Transformer les mots d’ordre en changements
Dans un tel contexte, comment redoubler d’efforts pour lancer l’Agence humanitaire autonome, la première du genre en Afrique, que l’Union africaine projette de mettre sur pied depuis 2016 avec le soutien actif de ses partenaires, dont le Fonds des Nations unies pour la population (UNFPA) ?

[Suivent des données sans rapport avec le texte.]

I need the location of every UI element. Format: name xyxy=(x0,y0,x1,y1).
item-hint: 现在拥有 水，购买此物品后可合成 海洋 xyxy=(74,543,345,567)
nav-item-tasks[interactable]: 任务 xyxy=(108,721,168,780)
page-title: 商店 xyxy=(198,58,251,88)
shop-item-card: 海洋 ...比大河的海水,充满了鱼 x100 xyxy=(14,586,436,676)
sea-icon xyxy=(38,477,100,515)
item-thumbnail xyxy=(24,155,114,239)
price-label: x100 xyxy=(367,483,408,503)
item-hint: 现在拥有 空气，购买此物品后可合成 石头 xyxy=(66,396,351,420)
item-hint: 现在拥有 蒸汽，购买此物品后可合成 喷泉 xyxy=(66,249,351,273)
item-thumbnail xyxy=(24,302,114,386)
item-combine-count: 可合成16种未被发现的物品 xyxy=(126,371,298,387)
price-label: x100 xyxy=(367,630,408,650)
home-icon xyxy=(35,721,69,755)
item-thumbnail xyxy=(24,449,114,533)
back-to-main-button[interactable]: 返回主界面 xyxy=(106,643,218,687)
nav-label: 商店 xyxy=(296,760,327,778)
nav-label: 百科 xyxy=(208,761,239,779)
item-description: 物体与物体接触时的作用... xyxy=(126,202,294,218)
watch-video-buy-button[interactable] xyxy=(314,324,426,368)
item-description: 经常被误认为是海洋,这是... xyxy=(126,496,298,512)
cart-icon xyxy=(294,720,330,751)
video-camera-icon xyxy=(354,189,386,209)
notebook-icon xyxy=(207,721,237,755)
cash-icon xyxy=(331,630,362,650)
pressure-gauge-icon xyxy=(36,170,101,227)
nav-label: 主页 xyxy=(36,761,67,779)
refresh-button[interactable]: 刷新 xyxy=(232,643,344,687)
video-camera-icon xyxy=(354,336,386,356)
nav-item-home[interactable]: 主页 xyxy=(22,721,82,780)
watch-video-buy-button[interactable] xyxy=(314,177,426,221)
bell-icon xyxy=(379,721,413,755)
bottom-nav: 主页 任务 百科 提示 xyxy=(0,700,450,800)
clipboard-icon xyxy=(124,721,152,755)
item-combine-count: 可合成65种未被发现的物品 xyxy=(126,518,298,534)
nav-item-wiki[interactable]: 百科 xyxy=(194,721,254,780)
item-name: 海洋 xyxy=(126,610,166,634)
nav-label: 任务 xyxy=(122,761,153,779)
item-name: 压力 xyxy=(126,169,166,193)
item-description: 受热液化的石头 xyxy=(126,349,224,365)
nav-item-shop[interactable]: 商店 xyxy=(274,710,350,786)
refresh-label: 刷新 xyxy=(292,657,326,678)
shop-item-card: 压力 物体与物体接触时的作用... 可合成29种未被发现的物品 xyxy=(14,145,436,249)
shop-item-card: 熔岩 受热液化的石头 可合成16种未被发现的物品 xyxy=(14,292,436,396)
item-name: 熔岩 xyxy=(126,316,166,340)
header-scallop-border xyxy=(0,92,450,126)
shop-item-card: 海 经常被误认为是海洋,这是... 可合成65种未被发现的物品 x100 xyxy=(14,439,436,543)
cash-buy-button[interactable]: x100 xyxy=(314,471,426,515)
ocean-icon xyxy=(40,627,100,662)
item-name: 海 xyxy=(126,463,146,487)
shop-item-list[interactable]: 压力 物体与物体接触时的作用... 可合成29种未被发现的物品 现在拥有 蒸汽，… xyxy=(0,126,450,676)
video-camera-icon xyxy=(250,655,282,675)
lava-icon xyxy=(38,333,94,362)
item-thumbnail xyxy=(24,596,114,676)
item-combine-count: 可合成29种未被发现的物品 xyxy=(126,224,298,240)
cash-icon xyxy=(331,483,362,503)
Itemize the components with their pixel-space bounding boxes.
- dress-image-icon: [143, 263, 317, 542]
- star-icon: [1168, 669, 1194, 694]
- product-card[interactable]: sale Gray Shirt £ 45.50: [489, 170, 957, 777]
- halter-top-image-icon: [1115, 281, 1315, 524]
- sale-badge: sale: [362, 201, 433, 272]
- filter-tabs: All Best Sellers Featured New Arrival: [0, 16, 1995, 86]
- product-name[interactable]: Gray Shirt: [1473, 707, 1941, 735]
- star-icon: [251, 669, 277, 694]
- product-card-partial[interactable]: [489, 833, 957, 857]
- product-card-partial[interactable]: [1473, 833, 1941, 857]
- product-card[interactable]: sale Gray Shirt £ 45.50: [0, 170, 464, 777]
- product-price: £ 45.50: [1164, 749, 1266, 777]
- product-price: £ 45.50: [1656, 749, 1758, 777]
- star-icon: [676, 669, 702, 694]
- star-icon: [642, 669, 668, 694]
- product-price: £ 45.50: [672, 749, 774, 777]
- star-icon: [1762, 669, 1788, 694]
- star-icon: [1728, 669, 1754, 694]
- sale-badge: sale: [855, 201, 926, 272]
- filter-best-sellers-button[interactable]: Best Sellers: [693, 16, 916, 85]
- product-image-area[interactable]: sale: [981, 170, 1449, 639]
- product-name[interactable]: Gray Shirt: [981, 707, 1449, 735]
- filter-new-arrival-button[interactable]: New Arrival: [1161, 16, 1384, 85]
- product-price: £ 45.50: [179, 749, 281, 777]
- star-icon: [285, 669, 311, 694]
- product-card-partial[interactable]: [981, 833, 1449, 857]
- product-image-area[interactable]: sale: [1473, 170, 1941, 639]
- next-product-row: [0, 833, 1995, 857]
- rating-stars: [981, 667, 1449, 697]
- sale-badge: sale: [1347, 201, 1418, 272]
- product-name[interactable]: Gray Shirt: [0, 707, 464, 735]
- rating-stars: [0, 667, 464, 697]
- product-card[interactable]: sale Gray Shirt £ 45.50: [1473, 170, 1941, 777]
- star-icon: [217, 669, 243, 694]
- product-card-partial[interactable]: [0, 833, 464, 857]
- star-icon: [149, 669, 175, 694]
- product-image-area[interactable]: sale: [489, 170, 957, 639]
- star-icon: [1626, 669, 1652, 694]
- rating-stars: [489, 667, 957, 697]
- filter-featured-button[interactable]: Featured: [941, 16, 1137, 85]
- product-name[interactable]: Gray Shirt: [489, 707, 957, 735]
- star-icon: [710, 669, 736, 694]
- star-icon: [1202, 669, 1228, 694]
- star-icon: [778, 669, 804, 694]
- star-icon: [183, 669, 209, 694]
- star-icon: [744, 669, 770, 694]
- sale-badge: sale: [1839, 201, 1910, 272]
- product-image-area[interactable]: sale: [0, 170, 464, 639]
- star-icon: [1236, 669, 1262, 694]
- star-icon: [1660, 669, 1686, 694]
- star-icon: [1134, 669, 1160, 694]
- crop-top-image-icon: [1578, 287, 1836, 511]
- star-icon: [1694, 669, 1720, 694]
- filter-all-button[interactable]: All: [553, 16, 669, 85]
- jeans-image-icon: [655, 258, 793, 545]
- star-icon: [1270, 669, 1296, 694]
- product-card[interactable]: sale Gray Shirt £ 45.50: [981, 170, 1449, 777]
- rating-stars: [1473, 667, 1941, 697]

Lancé lors d’une conférence qui s’est tenue à Malabo en mai 2022, ce projet n’a rien d’anodin. Il mérite plus de soutien et d’intérêt, pour trois raisons principales. Tout d’abord, il vise à prévenir autant que guérir, en suivant des systèmes d’alerte précoce pour délivrer une réponse rapide sur des « points rouges », avant que les crises ne dégénèrent. Ensuite, il compte puiser dans toutes les ressources, africaines et internationales, en se tournant notamment vers le secteur privé, mais aussi les communautés économiques régionales. Enfin, il compte opérer en s’appuyant sur une connaissance fine du terrain et un réseau déjà très dense de partenaires locaux. Ces points d’appuis essentiels ont déjà fait leurs preuves dans la maîtrise rapide de l’épidémie d’Ebola, entre 2014 et 2016, en Afrique de l’Ouest.
« L’action locale doit être axée sur les besoins locaux, et complétée par un soutien régional et international », affirmait Ban Ki-moon lors du Sommet humanitaire mondial de 2016 à Istanbul. Transformer ce mot d’ordre en véritable changement, en termes de réponse efficace aux crises humanitaires, peut passer par l’Agence humanitaire africaine (AHUA) en gestation. La communauté internationale peut – et doit – faire preuve de beaucoup plus d’ingéniosité, dans un continent qui concentre 75 % de l’action humanitaire dans le monde.
L’urgence impose l’action
Très inquiétant, cependant : sur des promesses de financement s’élevant à 176 millions de dollars faites à Malabo en mai 2022, moins de 1 % des contributions annoncées sont effectivement parvenues à l’Union africaine. Aussi un sérieux coup de collier paraît-il nécessaire, pour mettre sur les rails cette agence africaine qui fait tant défaut aujourd’hui, pour sauver les mille vies que l’Afrique perd chaque jour à cause de ses crises humanitaires. Mille vies africaines, dont la valeur devrait être parfaitement équivalente à mille vies asiatiques, américaines ou européennes, et que le continent se doit de sauver lui-même.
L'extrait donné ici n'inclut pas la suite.